Relating Superconducting Optoelectronic Networks to Classical Neurodynamics

The circuits comprising superconducting optoelectronic synapses, dendrites, and neurons are described by numerically cumbersome and formally opaque coupled differential equations. Reference 1 showed that a phenomenological model of superconducting loop neurons eliminates the need to solve the Josephson circuit equations that describe synapses and dendrites. The initial goal of the model was to decrease the time required for simulations, yet an additional benefit of the model was increased transparency of the underlying neural circuit operations and conceptual clarity regarding the connection of loop neurons to other physical systems.
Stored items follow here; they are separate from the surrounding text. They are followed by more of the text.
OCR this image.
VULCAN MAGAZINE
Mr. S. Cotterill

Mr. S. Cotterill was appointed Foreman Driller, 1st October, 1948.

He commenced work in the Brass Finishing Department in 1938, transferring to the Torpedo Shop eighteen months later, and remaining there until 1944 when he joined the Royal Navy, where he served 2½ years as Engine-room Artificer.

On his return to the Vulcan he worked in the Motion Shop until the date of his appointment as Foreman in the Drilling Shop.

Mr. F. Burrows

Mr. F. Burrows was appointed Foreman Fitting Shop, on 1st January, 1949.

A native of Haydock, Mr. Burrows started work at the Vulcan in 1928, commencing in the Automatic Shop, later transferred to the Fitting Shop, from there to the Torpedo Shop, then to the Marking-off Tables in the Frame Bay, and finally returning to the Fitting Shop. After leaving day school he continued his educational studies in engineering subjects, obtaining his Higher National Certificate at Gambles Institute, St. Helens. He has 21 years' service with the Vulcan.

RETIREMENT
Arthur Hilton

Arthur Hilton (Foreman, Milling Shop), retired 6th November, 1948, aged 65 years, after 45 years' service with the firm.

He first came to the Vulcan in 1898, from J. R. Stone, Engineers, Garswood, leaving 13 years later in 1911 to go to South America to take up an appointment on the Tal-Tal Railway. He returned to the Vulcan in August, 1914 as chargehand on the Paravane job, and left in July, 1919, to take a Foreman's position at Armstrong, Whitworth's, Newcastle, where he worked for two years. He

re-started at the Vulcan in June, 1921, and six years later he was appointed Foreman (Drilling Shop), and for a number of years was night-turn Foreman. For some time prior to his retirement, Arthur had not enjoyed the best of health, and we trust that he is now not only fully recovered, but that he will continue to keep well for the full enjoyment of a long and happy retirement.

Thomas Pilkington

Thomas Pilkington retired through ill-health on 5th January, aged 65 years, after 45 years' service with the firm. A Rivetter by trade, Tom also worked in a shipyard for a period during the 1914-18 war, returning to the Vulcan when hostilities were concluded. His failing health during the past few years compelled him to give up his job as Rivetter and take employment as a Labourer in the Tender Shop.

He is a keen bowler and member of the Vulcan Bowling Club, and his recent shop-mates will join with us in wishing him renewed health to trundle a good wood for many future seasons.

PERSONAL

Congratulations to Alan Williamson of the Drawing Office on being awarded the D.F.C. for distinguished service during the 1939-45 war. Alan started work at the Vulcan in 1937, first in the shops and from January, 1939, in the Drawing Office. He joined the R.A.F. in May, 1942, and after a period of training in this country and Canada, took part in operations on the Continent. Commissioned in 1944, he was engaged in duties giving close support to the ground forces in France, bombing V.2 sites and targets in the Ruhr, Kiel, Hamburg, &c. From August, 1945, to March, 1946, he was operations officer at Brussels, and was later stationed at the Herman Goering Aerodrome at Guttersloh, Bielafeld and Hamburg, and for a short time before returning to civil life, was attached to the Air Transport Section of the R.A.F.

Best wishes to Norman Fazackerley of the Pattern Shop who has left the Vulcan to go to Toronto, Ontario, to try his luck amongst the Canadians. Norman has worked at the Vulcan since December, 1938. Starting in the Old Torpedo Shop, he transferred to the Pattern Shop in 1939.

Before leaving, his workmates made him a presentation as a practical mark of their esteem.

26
Whereas the original model simplified the treatment of the Josephson-junction dynamics, essentially by only considering low-pass versions of the dendritic outputs, the model resorted to an awkward treatment of spikes generated by semiconductor transmitter circuits that required explicitly checking for threshold crossings and distinct treatment of time steps wherein somatic threshold is reached. Here we extend that model to simplify the treatment of spikes coming from somas, again making use of the fact that in neural systems the downstream recipients of spike events almost always perform low-pass filtering. We provide comparisons between the first and second phenomenological models, quantifying the accuracy of the additional approximations. We identify regions of circuit parameter space in which the extended model works well and regions where it works poorly. For some circuit parameters it is possible to represent the downstream dendritic response to a single spike as well as coincidences or sequences of spikes, indicating the model is not simply a reduction to rate coding. The governing equations are shown to be nearly identical to those ubiquitous in the neuroscience literature for modeling leaky-integrator dendrites and neurons.